Protestation de la British Medical Association, rapport très critique d’une commission d’enquête parlementaire en 2013, reportages accablants, rien n’y fait, les évaluations continuent. Les radiations massives aussi. Et les recours d’allocataires lésés contre Atos se multiplient. Les Citizen Advice Bureaux, des associations qui assistent les citoyens britanniques dans leurs démarches administratives, déclarent avoir traité un demi-million de contestations liés à l’allocation handicap depuis trois ans et la mise en place du nouveau système d’évaluation.

Mauvaises décisions

42% des procédures en appel aboutissent, contredisant les décisions d’Atos de reclasser des invalides en demandeurs d’emploi. Une marge d’erreur impressionnante, surtout quand elle pénalise la vie de dizaines de milliers de citoyens. « Je ne peux plus supporter le stress, la douleur et la fatigue qu’Atos n’arrête pas de m’occasionner... Il n’y a absolument aucun doute sur le fait que j’ai droit à cette allocation, même Atos a admis dans une de ses réponses qu’ils avaient assez d’attestations dès le départ pour confirmer que j’étais inapte au travail. On ne peut que se demander pourquoi ils font tout ça », témoigne une personne invalide.
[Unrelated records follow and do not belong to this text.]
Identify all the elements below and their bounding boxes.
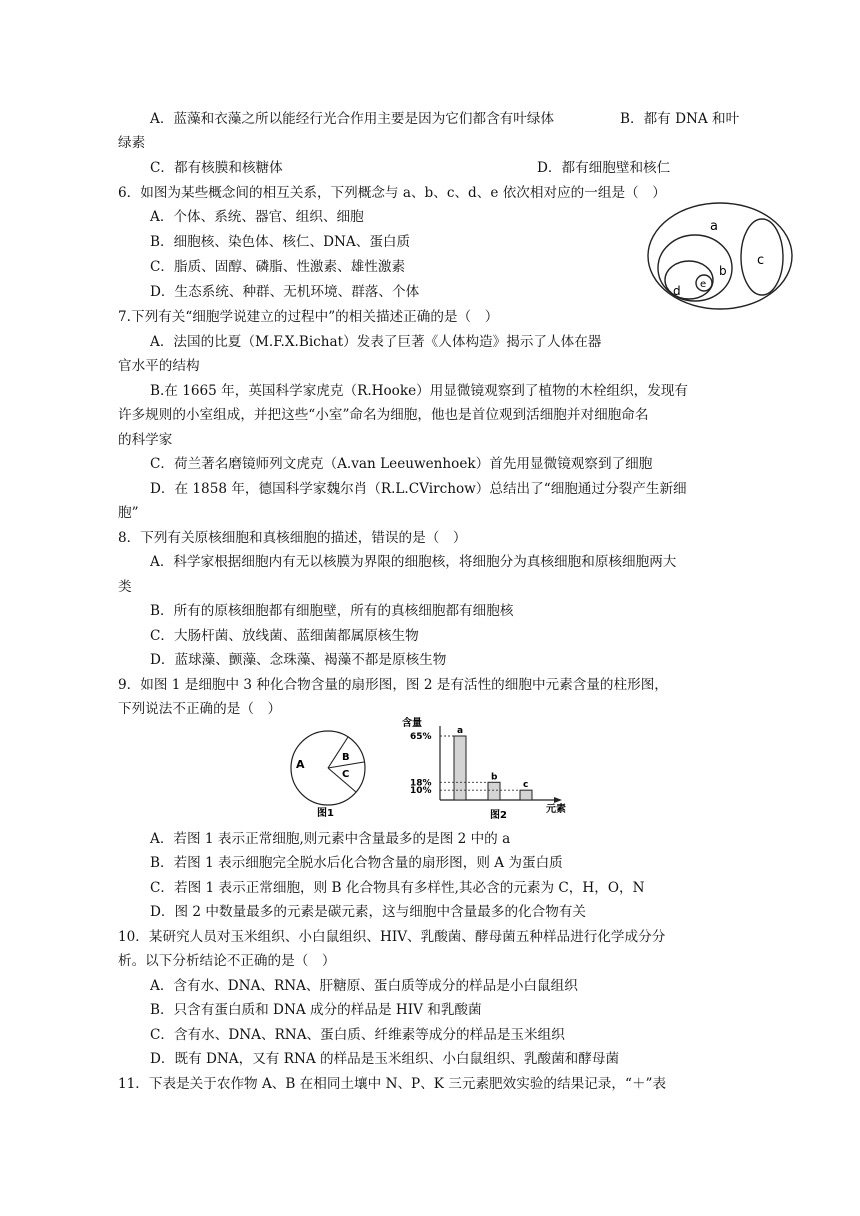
q8-option-d: D．蓝球藻、颤藻、念珠藻、褐藻不都是原核生物 [150,652,447,668]
q8-option-a-cont: 类 [118,579,132,595]
q5-option-d: D．都有细胞壁和核仁 [537,160,671,176]
y-tick-65%: 65% [410,732,432,742]
figure2-bar-chart [398,712,576,824]
q7-option-d-cont: 胞” [118,505,139,521]
q9-option-c: C．若图 1 表示正常细胞，则 B 化合物具有多样性,其必含的元素为 C，H，O，N [150,880,645,896]
pie-label-b: B [342,752,350,763]
q9-stem-cont: 下列说法不正确的是（ ） [118,701,282,717]
figure2-caption: 图2 [490,810,507,821]
q7-option-b: B.在 1665 年，英国科学家虎克（R.Hooke）用显微镜观察到了植物的木栓组织，发现有 [150,383,689,399]
q9-option-b: B．若图 1 表示细胞完全脱水后化合物含量的扇形图，则 A 为蛋白质 [150,855,563,871]
label-d: d [673,284,681,298]
q10-option-c: C．含有水、DNA、RNA、蛋白质、纤维素等成分的样品是玉米组织 [150,1027,565,1043]
label-c: c [757,253,765,268]
q9-option-a: A．若图 1 表示正常细胞,则元素中含量最多的是图 2 中的 a [150,831,511,847]
figure1-caption: 图1 [317,808,334,819]
pie-label-a: A [296,758,305,771]
q7-option-b-cont2: 的科学家 [118,432,173,448]
q9-option-d: D．图 2 中数量最多的元素是碳元素，这与细胞中含量最多的化合物有关 [150,904,586,920]
x-axis-label: 元素 [546,804,566,815]
y-tick-10%: 10% [410,786,432,797]
q5-option-b-cont: 绿素 [118,135,146,151]
y-tick-18%: 18% [410,778,432,789]
q7-option-c: C．荷兰著名磨镜师列文虎克（A.van Leeuwenhoek）首先用显微镜观察到了细胞 [150,456,653,472]
y-axis-label: 含量 [402,718,422,729]
q6-stem: 6．如图为某些概念间的相互关系，下列概念与 a、b、c、d、e 依次相对应的一组是（ ） [118,185,666,201]
q10-stem: 10．某研究人员对玉米组织、小白鼠组织、HIV、乳酸菌、酵母菌五种样品进行化学成分分 [118,929,666,945]
bar-b [488,782,500,800]
figure1-pie-chart [282,722,382,822]
bar-label-c: c [523,780,529,791]
q5-option-b: B．都有 DNA 和叶 [620,111,740,127]
pie-label-c: C [342,769,350,780]
label-b: b [719,264,727,278]
q9-stem: 9．如图 1 是细胞中 3 种化合物含量的扇形图，图 2 是有活性的细胞中元素含量的柱形图， [118,677,668,693]
concept-circles-diagram [645,200,795,312]
label-e: e [700,279,707,290]
q7-stem: 7.下列有关“细胞学说建立的过程中”的相关描述正确的是（ ） [118,309,499,325]
q11-stem: 11．下表是关于农作物 A、B 在相同土壤中 N、P、K 三元素肥效实验的结果记录，“＋”表 [118,1076,667,1092]
q5-option-a: A．蓝藻和衣藻之所以能经行光合作用主要是因为它们都含有叶绿体 [150,111,555,127]
bar-c [520,790,532,800]
q7-option-b-cont1: 许多规则的小室组成，并把这些“小室”命名为细胞，他也是首位观到活细胞并对细胞命名 [118,407,649,423]
q7-option-a: A．法国的比夏（M.F.X.Bichat）发表了巨著《人体构造》揭示了人体在器 [150,334,602,350]
q10-option-b: B．只含有蛋白质和 DNA 成分的样品是 HIV 和乳酸菌 [150,1002,482,1018]
q6-option-a: A．个体、系统、器官、组织、细胞 [150,209,364,225]
bar-label-a: a [457,726,464,736]
q6-option-c: C．脂质、固醇、磷脂、性激素、雄性激素 [150,259,406,275]
q7-option-a-cont: 官水平的结构 [118,358,200,374]
q8-option-b: B．所有的原核细胞都有细胞壁，所有的真核细胞都有细胞核 [150,603,514,619]
q7-option-d: D．在 1858 年，德国科学家魏尔肖（R.L.CVirchow）总结出了“细胞通过分裂产生新细 [150,481,687,497]
label-a: a [710,219,718,234]
q5-option-c: C．都有核膜和核糖体 [150,160,283,176]
q8-stem: 8．下列有关原核细胞和真核细胞的描述，错误的是（ ） [118,530,467,546]
bar-label-b: b [491,772,498,783]
q10-option-d: D．既有 DNA，又有 RNA 的样品是玉米组织、小白鼠组织、乳酸菌和酵母菌 [150,1051,620,1067]
q6-option-b: B．细胞核、染色体、核仁、DNA、蛋白质 [150,234,411,250]
q6-option-d: D．生态系统、种群、无机环境、群落、个体 [150,284,420,300]
q8-option-c: C．大肠杆菌、放线菌、蓝细菌都属原核生物 [150,628,419,644]
q10-stem-cont: 析。以下分析结论不正确的是（ ） [118,953,336,969]
q10-option-a: A．含有水、DNA、RNA、肝糖原、蛋白质等成分的样品是小白鼠组织 [150,978,578,994]
x-axis-arrow [554,797,562,803]
q8-option-a: A．科学家根据细胞内有无以核膜为界限的细胞核，将细胞分为真核细胞和原核细胞两大 [150,554,677,570]
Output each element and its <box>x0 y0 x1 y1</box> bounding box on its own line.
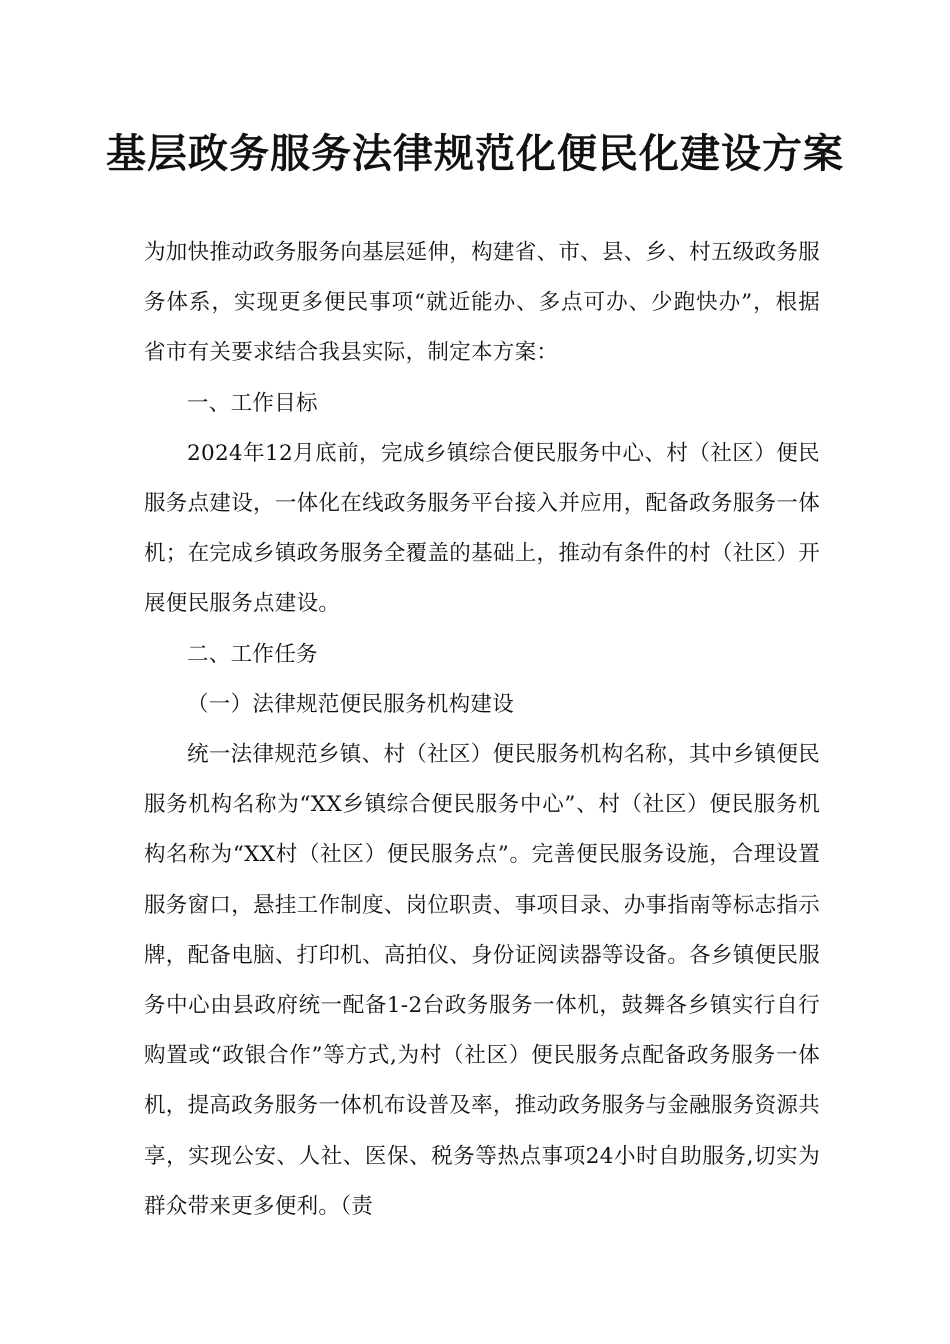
document-body <box>144 228 820 1232</box>
subsection-heading-institution: （一）法律规范便民服务机构建设 <box>187 691 515 717</box>
section-heading-tasks: 二、工作任务 <box>187 641 318 667</box>
goals-paragraph: 2024年12月底前，完成乡镇综合便民服务中心、村（社区）便民服务点建设，一体化在线政务服务平台接入并应用，配备政务服务一体机；在完成乡镇政务服务全覆盖的基础上，推动有条件的村（社区）开展便民服务点建设。 <box>144 440 820 617</box>
institution-paragraph: 统一法律规范乡镇、村（社区）便民服务机构名称，其中乡镇便民服务机构名称为“XX乡镇综合便民服务中心”、村（社区）便民服务机构名称为“XX村（社区）便民服务点”。完善便民服务设施，合理设置服务窗口，悬挂工作制度、岗位职责、事项目录、办事指南等标志指示牌，配备电脑、打印机、高拍仪、身份证阅读器等设备。各乡镇便民服务中心由县政府统一配备1-2台政务服务一体机，鼓舞各乡镇实行自行购置或“政银合作”等方式,为村（社区）便民服务点配备政务服务一体机，提高政务服务一体机布设普及率，推动政务服务与金融服务资源共享，实现公安、人社、医保、税务等热点事项24小时自助服务,切实为群众带来更多便利。（责 <box>144 742 820 1219</box>
section-heading-goals: 一、工作目标 <box>187 390 318 416</box>
intro-paragraph: 为加快推动政务服务向基层延伸，构建省、市、县、乡、村五级政务服务体系，实现更多便民事项“就近能办、多点可办、少跑快办”，根据省市有关要求结合我县实际，制定本方案： <box>144 240 820 366</box>
document-title: 基层政务服务法律规范化便民化建设方案 <box>106 131 844 177</box>
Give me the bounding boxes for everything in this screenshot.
Selon des chiffres dévoilés par le Parti travailliste, les frais judiciaires liés aux procédures ont triplé en quatre ans, passant de 21 à 66 millions de livres (de 25,5 à 80 millions d’euros). « Le système actuel produit trop de mauvaises décisions, qui occasionnent inévitablement des coûts supérieurs pour le contribuable », accuse, en août dernier Sarah Lambert, responsable des politiques publiques pour la National Autistic Society (NAS, Société nationale pour l’autisme).

Le gouvernement britannique et la firme française viennent de répondre à leur manière à la multiplication de ces contestations en justice. Selon The Independent, les demandeurs qui feraient appel à la décision d’Atos se verront désormais privés de leur allocation durant toute la durée de la procédure. Et contraints de faire réévaluer l’ensemble de leur dossier avant de pouvoir saisir les Citizen Advice Bureaux. Pour le directeur général de ces structures d’appui aux citoyens, ces nouveaux obstacles « signifient que des milliers de gens seront forcés de se débrouiller tout seuls, sans source de revenus. Le meilleur moyen de réduire le nombre et le coût des appels est de s’assurer que les décisions prises sont bonnes au premier coup, plutôt que de les forcer à passer par des étapes supplémentaires inutiles et stressantes. » Pour le porte-parole de l’entreprise, « les appels se font contre les décisions [de l’administration britannique], pas contre Atos. » Une journée nationale d’action est prévue outre-Manche le 19 février prochain, soutenue par des organisations de défense des personnes handicapées, des mouvements sociaux, des syndicats et des partis politiques (Verts, Labour).